Tudo o que podia fazer de errado no ou contra o combate à pandemia, o PR [risos] fez com força – e vai continuar fazendo. Enquanto ele estiver por aí, o vírus também estará. Mais do que meus pequenos prazeres, eu devia estar contando como consegui mudar meu mindset e ver o copo meio cheio na política. Já torci por impeachment e prisão, hoje me agarro na esperança de este ser o último ano dessa aberração no poder. O que perdi jamais recuperarei, mas preciso voltar a sonhar.
Universo em desencanto
Resistir aos homens bestiais – Bela coluna do escritor Julián Fuks sobre a decisão de “vida ou morte, de trégua ou violência, de uma mínima tranquilidade ou o agravamento do caos” que nos aguarda neste ano.

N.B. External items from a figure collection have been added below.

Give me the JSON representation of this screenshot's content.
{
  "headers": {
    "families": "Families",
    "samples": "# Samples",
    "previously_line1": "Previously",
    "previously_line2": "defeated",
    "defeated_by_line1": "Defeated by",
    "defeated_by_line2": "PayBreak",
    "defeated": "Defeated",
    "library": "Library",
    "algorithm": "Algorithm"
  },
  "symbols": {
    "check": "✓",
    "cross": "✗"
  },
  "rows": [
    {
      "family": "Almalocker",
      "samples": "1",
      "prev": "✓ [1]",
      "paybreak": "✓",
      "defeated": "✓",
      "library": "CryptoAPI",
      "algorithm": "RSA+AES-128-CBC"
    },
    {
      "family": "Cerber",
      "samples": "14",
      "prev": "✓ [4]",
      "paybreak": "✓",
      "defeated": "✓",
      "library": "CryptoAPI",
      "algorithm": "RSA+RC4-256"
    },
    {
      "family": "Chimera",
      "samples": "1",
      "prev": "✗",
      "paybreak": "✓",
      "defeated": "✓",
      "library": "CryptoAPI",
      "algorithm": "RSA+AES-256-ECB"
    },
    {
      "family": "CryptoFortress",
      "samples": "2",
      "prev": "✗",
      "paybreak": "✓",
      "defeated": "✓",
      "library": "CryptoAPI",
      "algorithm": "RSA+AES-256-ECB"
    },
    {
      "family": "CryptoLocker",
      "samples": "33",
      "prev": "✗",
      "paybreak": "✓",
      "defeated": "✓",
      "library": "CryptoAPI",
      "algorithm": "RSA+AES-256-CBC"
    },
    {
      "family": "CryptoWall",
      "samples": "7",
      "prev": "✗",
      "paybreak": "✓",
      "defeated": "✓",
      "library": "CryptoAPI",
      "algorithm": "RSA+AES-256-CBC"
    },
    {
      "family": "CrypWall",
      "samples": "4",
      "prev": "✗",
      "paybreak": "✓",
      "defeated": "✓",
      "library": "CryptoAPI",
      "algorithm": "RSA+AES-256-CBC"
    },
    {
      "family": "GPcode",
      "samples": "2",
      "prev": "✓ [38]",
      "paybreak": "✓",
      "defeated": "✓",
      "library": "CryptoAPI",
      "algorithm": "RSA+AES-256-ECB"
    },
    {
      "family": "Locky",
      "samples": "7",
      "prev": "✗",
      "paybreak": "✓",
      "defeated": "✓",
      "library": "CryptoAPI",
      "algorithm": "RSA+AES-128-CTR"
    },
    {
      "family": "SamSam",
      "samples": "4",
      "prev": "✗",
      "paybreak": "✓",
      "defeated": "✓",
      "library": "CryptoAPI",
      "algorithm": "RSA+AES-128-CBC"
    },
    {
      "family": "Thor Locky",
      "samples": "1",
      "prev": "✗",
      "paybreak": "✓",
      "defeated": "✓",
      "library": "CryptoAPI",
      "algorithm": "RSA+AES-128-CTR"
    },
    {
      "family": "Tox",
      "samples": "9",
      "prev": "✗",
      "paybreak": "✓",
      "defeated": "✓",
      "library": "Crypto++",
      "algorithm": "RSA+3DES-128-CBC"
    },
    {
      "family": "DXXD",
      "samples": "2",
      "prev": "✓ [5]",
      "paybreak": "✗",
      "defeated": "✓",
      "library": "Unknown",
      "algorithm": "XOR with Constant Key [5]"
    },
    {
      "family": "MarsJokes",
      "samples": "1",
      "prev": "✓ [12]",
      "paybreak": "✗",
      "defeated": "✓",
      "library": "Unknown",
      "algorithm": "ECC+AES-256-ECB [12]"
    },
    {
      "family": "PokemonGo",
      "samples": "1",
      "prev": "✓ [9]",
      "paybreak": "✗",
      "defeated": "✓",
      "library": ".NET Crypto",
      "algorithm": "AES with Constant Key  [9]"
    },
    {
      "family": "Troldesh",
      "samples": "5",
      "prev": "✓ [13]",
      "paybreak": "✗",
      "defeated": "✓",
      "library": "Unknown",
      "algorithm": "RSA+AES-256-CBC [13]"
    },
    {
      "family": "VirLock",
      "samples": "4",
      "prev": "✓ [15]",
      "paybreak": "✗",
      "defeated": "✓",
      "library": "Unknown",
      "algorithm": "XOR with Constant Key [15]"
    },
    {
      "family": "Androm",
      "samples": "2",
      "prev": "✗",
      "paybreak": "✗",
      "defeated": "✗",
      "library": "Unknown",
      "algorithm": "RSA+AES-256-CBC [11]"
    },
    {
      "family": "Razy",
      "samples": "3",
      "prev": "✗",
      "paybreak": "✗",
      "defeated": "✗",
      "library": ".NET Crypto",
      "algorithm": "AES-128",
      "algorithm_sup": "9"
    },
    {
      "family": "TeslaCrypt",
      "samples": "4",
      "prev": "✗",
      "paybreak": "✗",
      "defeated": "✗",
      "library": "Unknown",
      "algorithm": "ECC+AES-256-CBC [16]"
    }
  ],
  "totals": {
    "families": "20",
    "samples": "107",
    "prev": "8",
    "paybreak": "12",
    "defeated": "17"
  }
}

A parábola da vaca que aprendeu a se defender dos lobos (tirada do livro A Viagem do Elefante, de José Saramago) é uma porrada, a conexão que o autor faz dela com a nossa realidade dói mais.
Quem lê tanta notícia? – O jornalista Marco Antonio Barbosa (o Bart!) já tinha ido fundo quando se debruçou sobre a evolução do ranking das 500 músicas de todos os tempos da revista Rolling Stone. Agora, além de análise, faz uma autoanálise. Entre funis e influencers, a descoberta amarga, mas libertadora:
Só culpo a mim mesmo pelo fracasso. Vivi por muito tempo uma ilusão meio esquizofrênica; a crença de que minha carreira atual como conteudista corporativo era um mero desvio de percurso, e que minha real vocação — escrever sobre música, cinema, livros, comportamento etc. — um dia seria retomada. Por isso, insisti tanto tempo nessa vida de publicar coisas na internet. Vai que aparece uma oportunidade, alguém importante lê, vai que alguma coisa acontece? Nesse ínterim, envelheci, vi pessoas mais jovens ascendendo nos escalões das redações, ganhando prêmios, fazendo trabalhos bacanas, lançando livros e filmando documentários. Eu fiquei por aqui mesmo. Não é que eu tenha perdido o bonde da história; eu nem cheguei a pisar na rua onde o coletivo passava.
É duro admitir, mas as pessoas não têm interesse no que escrevo.
Cultura do fingimento – Deu no Fantástico, então todo mundo já conhece Elizabeth Holmes, a menina-prodígio do Vale do Silício que arrecadou milhões de dólares para a sua startup. A tecnologia da Theranus prometia detectar centenas de doenças com uma simples gota de sangue. Nunca funcionou direito e ainda prejudicou um monte de pacientes com diagnósticos errados. A ex-“futura Steve Jobs” foi condenada por fraude. Por acaso, no ano passado li Bad Blood: Fraude Milionária no Vale do Silício, livro sobre o caso. Chega a um ponto em que absolutamente todos os envolvidos sabem que tem engodo. Quem questiona, é demitido. Quem botou dinheiro, espera retorno. A empreendedora, cada vez mais paranoica e crente na própria mentira, sustenta a farsa até o fim. O artigo levanta a hipótese de ela ser regra, não exceção.
Cine sensitivo – Filme de 1973 imaginou o mundo em 2022 e acertou muito.
Aparelho | Imagina no ano que vem
Primeira edição do ano, ainda impregnada por desassossegos provocados por artistas que gostavam de destruir escolas em seus videoclipes. Lá pelas tantas, surge a pergunta incontornável: e se essa coisa horrorosa for reeleita? Um frêmito de choque e pavor percorre a espinha de cada aparelher com a possibilidade de mais quatro anos de pesadelo. É bom nem cogitar para não atrair. Ou mudar de assunto, como armar para cobrir a posse do nosso presidente em Brasília. O homem nem assumiu ainda e já está fazendo o povo ter planos novamente!
playlist | tanto querer, tanto sim
Sem deixar para depois.
Me identifiquei de inúmeras maneiras com esse texto. Mas apesar do coiso, amanhã há de ser outro dia. Eu acredito!